Des licenciements toujours plus violents

L’affaire Marks & Spencer fut directement à l’origine de la loi «de modernisation sociale» contre les «licenciements boursiers» : le titre avait fait un bond à l’annonce des suppressions d’emploi. Sortant d’une élection municipale désastreuse, en particulier pour l’allié communiste, l’ex-gauche plurielle avait exigé du gouvernement Jospin qu’il prenne des mesures spectaculaires. Débattue à l’Assemblée au printemps 2001 dans un climat de surenchères à gauche, cette loi ne fut définitivement adoptée qu’à l’automne, le Sénat ayant joué la montre, et promulguée en janvier 2002.

Veto présidentiel.

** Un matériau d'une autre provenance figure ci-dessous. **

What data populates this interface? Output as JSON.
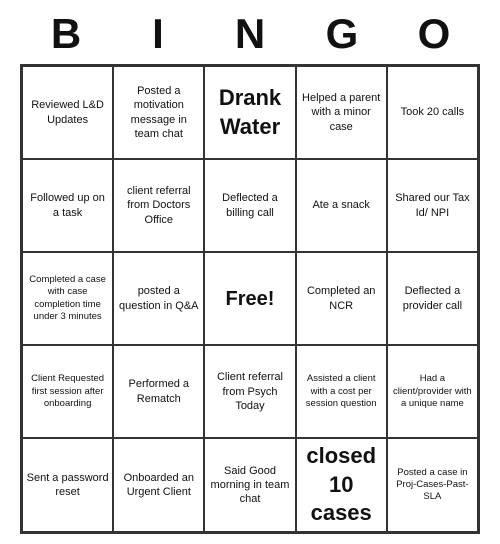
{
  "title": {
    "letters": [
      "B",
      "I",
      "N",
      "G",
      "O"
    ]
  },
  "cells": [
    {
      "id": "r0c0",
      "text": "Reviewed L&D Updates",
      "style": "normal"
    },
    {
      "id": "r0c1",
      "text": "Posted a motivation message in team chat",
      "style": "normal"
    },
    {
      "id": "r0c2",
      "text": "Drank Water",
      "style": "large"
    },
    {
      "id": "r0c3",
      "text": "Helped a parent with a minor case",
      "style": "normal"
    },
    {
      "id": "r0c4",
      "text": "Took 20 calls",
      "style": "normal"
    },
    {
      "id": "r1c0",
      "text": "Followed up on a task",
      "style": "normal"
    },
    {
      "id": "r1c1",
      "text": "client referral from Doctors Office",
      "style": "normal"
    },
    {
      "id": "r1c2",
      "text": "Deflected a billing call",
      "style": "normal"
    },
    {
      "id": "r1c3",
      "text": "Ate a snack",
      "style": "normal"
    },
    {
      "id": "r1c4",
      "text": "Shared our Tax Id/ NPI",
      "style": "normal"
    },
    {
      "id": "r2c0",
      "text": "Completed a case with case completion time under 3 minutes",
      "style": "small"
    },
    {
      "id": "r2c1",
      "text": "posted a question in Q&A",
      "style": "normal"
    },
    {
      "id": "r2c2",
      "text": "Free!",
      "style": "free"
    },
    {
      "id": "r2c3",
      "text": "Completed an NCR",
      "style": "normal"
    },
    {
      "id": "r2c4",
      "text": "Deflected a provider call",
      "style": "normal"
    },
    {
      "id": "r3c0",
      "text": "Client Requested first session after onboarding",
      "style": "small"
    },
    {
      "id": "r3c1",
      "text": "Performed a Rematch",
      "style": "normal"
    },
    {
      "id": "r3c2",
      "text": "Client referral from Psych Today",
      "style": "normal"
    },
    {
      "id": "r3c3",
      "text": "Assisted a client with a cost per session question",
      "style": "small"
    },
    {
      "id": "r3c4",
      "text": "Had a client/provider with a unique name",
      "style": "small"
    },
    {
      "id": "r4c0",
      "text": "Sent a password reset",
      "style": "normal"
    },
    {
      "id": "r4c1",
      "text": "Onboarded an Urgent Client",
      "style": "normal"
    },
    {
      "id": "r4c2",
      "text": "Said Good morning in team chat",
      "style": "normal"
    },
    {
      "id": "r4c3",
      "text": "closed 10 cases",
      "style": "large"
    },
    {
      "id": "r4c4",
      "text": "Posted a case in Proj-Cases-Past-SLA",
      "style": "small"
    }
  ]
}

La nouvelle majorité de droite souhaitait en gommer les dispositions les plus antilibérales, celles qui allongeaient les procédures et les délais d’élaboration des plans sociaux en cas de licenciements collectifs. Mais, en juillet, Jacques Chirac mettait son veto à toute abrogation même partielle de la loi de modernisation sociale, jugeant inutile de démanteler ostensiblement un texte inapplicable mais pétri de bonnes intentions. Le Président annonçait alors la création d’une task force chargée de prévenir les plans sociaux. Une décision concrétisée par la mission interministérielle confiée à Claude Viet (lire ci-contre).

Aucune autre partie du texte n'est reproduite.